From the very outset of Herbert Allison’s entrance into the colony, it became evident to the most astute of observers that the reserved and quiet globe-trotter felt drawn to this maiden. Compared with most of her new friends, she was somewhat green and gauche in the frivolous frolics and often cynical chatter which these more sophisticated young people freely allowed themselves. Her little alarms, her quick flushes, her sudden silences while she strove for composure, her palpable efforts to be nothing of the wet blanket or the living reproof amid words and acts which often caused her great consternation, these things, coupled with her loveliness and grace, frequently drew the dark, pleasant gaze of the only person who was even quieter than she in all that little community.

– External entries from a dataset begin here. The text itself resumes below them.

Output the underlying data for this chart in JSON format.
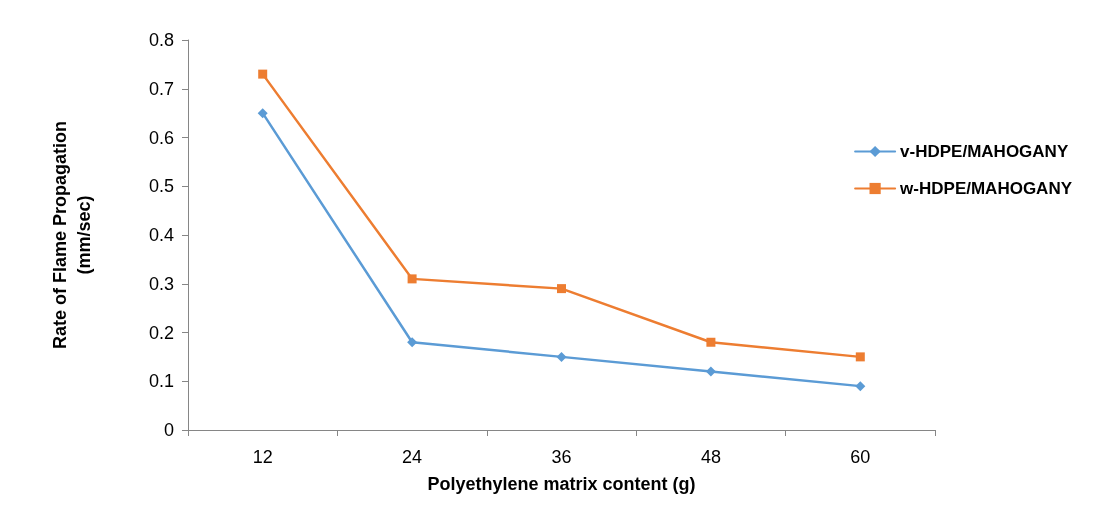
{
  "chart_data": {
    "type": "line",
    "xlabel": "Polyethylene matrix content (g)",
    "ylabel": "Rate of Flame Propagation\n(mm/sec)",
    "categories": [
      "12",
      "24",
      "36",
      "48",
      "60"
    ],
    "series": [
      {
        "name": "v-HDPE/MAHOGANY",
        "color": "#5b9bd5",
        "marker": "diamond",
        "values": [
          0.65,
          0.18,
          0.15,
          0.12,
          0.09
        ]
      },
      {
        "name": "w-HDPE/MAHOGANY",
        "color": "#ed7d31",
        "marker": "square",
        "values": [
          0.73,
          0.31,
          0.29,
          0.18,
          0.15
        ]
      }
    ],
    "ylim": [
      0,
      0.8
    ],
    "yticks": [
      0,
      0.1,
      0.2,
      0.3,
      0.4,
      0.5,
      0.6,
      0.7,
      0.8
    ],
    "grid": false,
    "legend": "right",
    "line_style": "solid"
  }
}
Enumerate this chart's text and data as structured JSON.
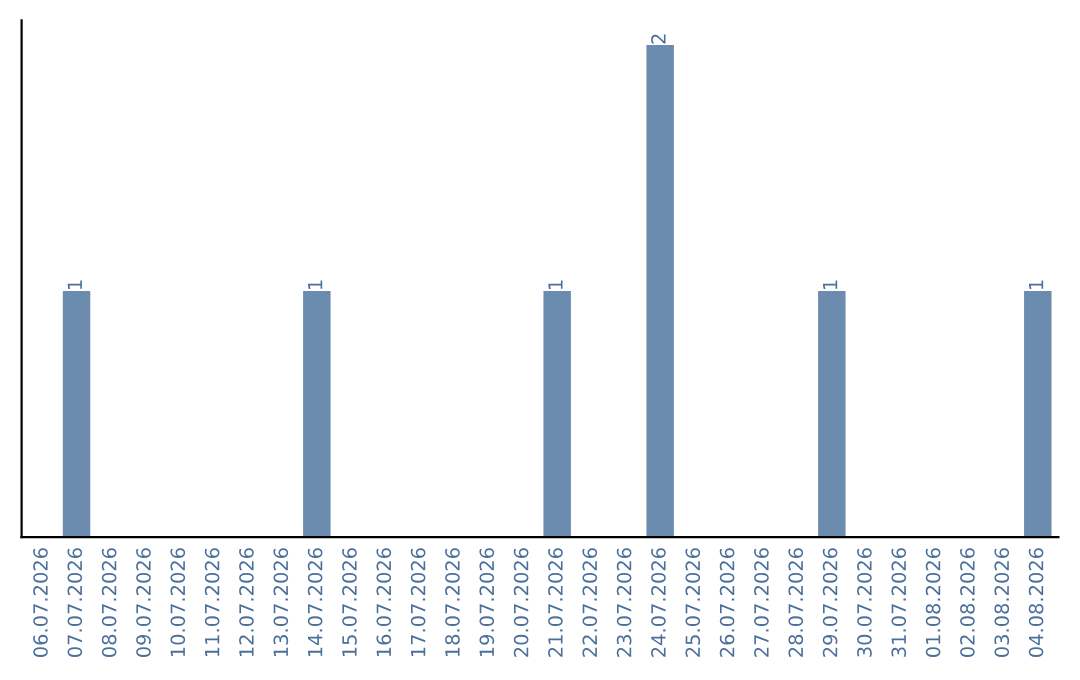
{
  "chart_data": {
    "type": "bar",
    "categories": [
      "06.07.2026",
      "07.07.2026",
      "08.07.2026",
      "09.07.2026",
      "10.07.2026",
      "11.07.2026",
      "12.07.2026",
      "13.07.2026",
      "14.07.2026",
      "15.07.2026",
      "16.07.2026",
      "17.07.2026",
      "18.07.2026",
      "19.07.2026",
      "20.07.2026",
      "21.07.2026",
      "22.07.2026",
      "23.07.2026",
      "24.07.2026",
      "25.07.2026",
      "26.07.2026",
      "27.07.2026",
      "28.07.2026",
      "29.07.2026",
      "30.07.2026",
      "31.07.2026",
      "01.08.2026",
      "02.08.2026",
      "03.08.2026",
      "04.08.2026"
    ],
    "values": [
      0,
      1,
      0,
      0,
      0,
      0,
      0,
      0,
      1,
      0,
      0,
      0,
      0,
      0,
      0,
      1,
      0,
      0,
      2,
      0,
      0,
      0,
      0,
      1,
      0,
      0,
      0,
      0,
      0,
      1
    ],
    "color": "#6b8cae",
    "value_labels": [
      null,
      "1",
      null,
      null,
      null,
      null,
      null,
      null,
      "1",
      null,
      null,
      null,
      null,
      null,
      null,
      "1",
      null,
      null,
      "2",
      null,
      null,
      null,
      null,
      "1",
      null,
      null,
      null,
      null,
      null,
      "1"
    ],
    "tick_labels": "x",
    "grid": false,
    "legend": false
  }
}
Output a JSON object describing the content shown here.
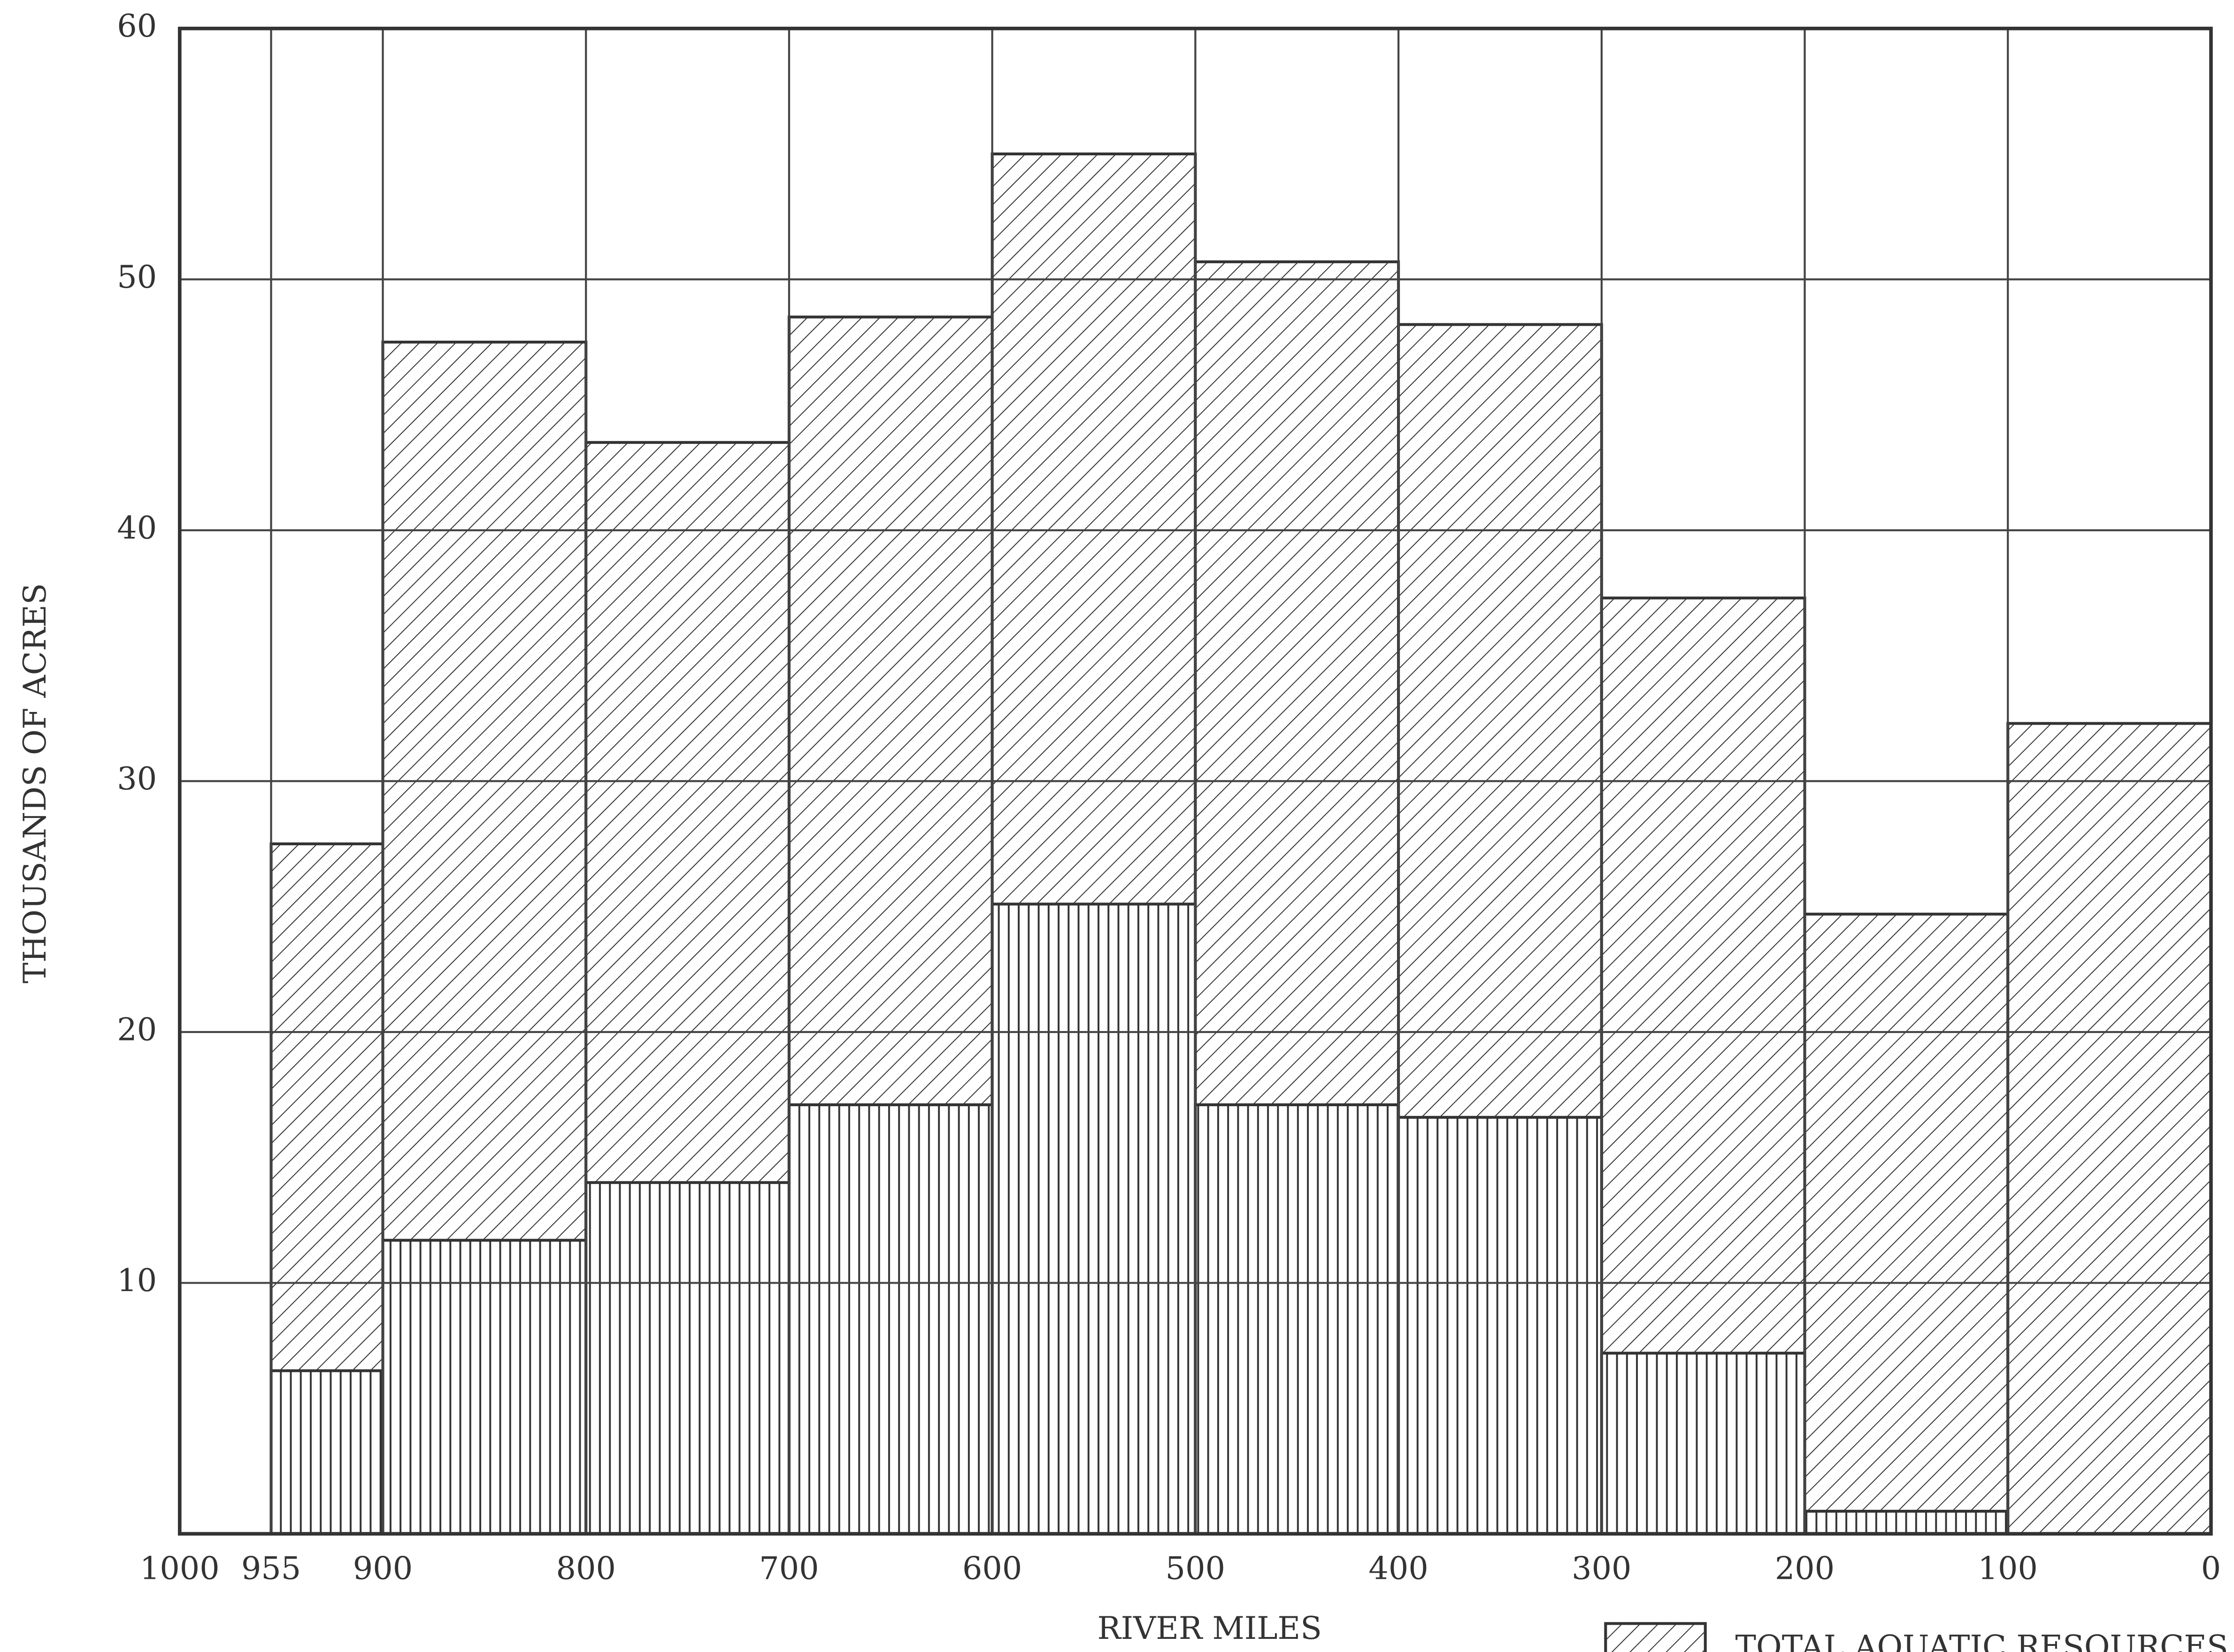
{
  "chart_data": {
    "type": "histogram",
    "x_label": "RIVER MILES",
    "y_label": "THOUSANDS OF ACRES",
    "bins": [
      955,
      900,
      800,
      700,
      600,
      500,
      400,
      300,
      200,
      100,
      0
    ],
    "series": [
      {
        "name": "TOTAL AQUATIC RESOURCES",
        "color": "#333333",
        "pattern": "diagonal",
        "values": [
          27.5,
          47.5,
          43.5,
          48.5,
          55,
          50.7,
          48.2,
          37.3,
          24.7,
          32.3
        ]
      },
      {
        "color": "#333333",
        "pattern": "vertical",
        "values": [
          6.5,
          11.7,
          14,
          17.1,
          25.1,
          17.1,
          16.6,
          7.2,
          0.9,
          0
        ]
      }
    ],
    "xlim": [
      1000,
      0
    ],
    "xticks": [
      1000,
      955,
      900,
      800,
      700,
      600,
      500,
      400,
      300,
      200,
      100,
      0
    ],
    "ylim": [
      0,
      60
    ],
    "yticks": [
      10,
      20,
      30,
      40,
      50,
      60
    ],
    "grid": true
  }
}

He had a way of smiling at Marion without even looking at her, a faculty which his keen-eyed sister had no difficulty in noting, knowing him as she did. For, intercepting one of those rare and hardly noticeable smiles, headed apparently towards the horizon, on her brother’s otherwise imperturbable features, Edith found speedily that, even though Marion was looking anywhere save at Herbert, a faint flush and a response to that smile would involuntarily appear upon the face of the girl, as if, without looking at each other, they were conscious of a certain mystic and unacknowledged sympathy interchanged.
With a visible effort, Marion would compose her features then into as near a blank as she could contrive-still without a glance at the boy. Presently she would look about her a trifle sheepishly, as if fearing that the sudden queer thought of this bronzed Herbert which had obsessed her, and her involuntary response to it, might have attracted attention. And, after a bit, there would be casual but wondering glances of inspection between the two young strangers, as if to note whether what the one had felt had had any repercussion with the other.
Had not Edith Hamilton known otherwise, she would have more than suspected that these two, who had barely met, were in reality far from strangers, that already secret meetings and a secret understanding existed between them. No, if there had been a coup de foudre between this pair it had been launched from the clear sky.
Edith was pleased, touched, just a trifle sorrowful also. She had long ago accustomed herself to consider her only brother as immune to romance, even though by no means immune to the sudden flaring of animality in his usually controlled nature. She knew him like a book, and loved him very deeply. She was already immensely fond of Marion, too, but it was hard to visualize Herbert with a wife. And such a thought as matrimony in this instance would never have occurred to her had it not been for the strange, almost unconscious, complicity which seemed to exist between them.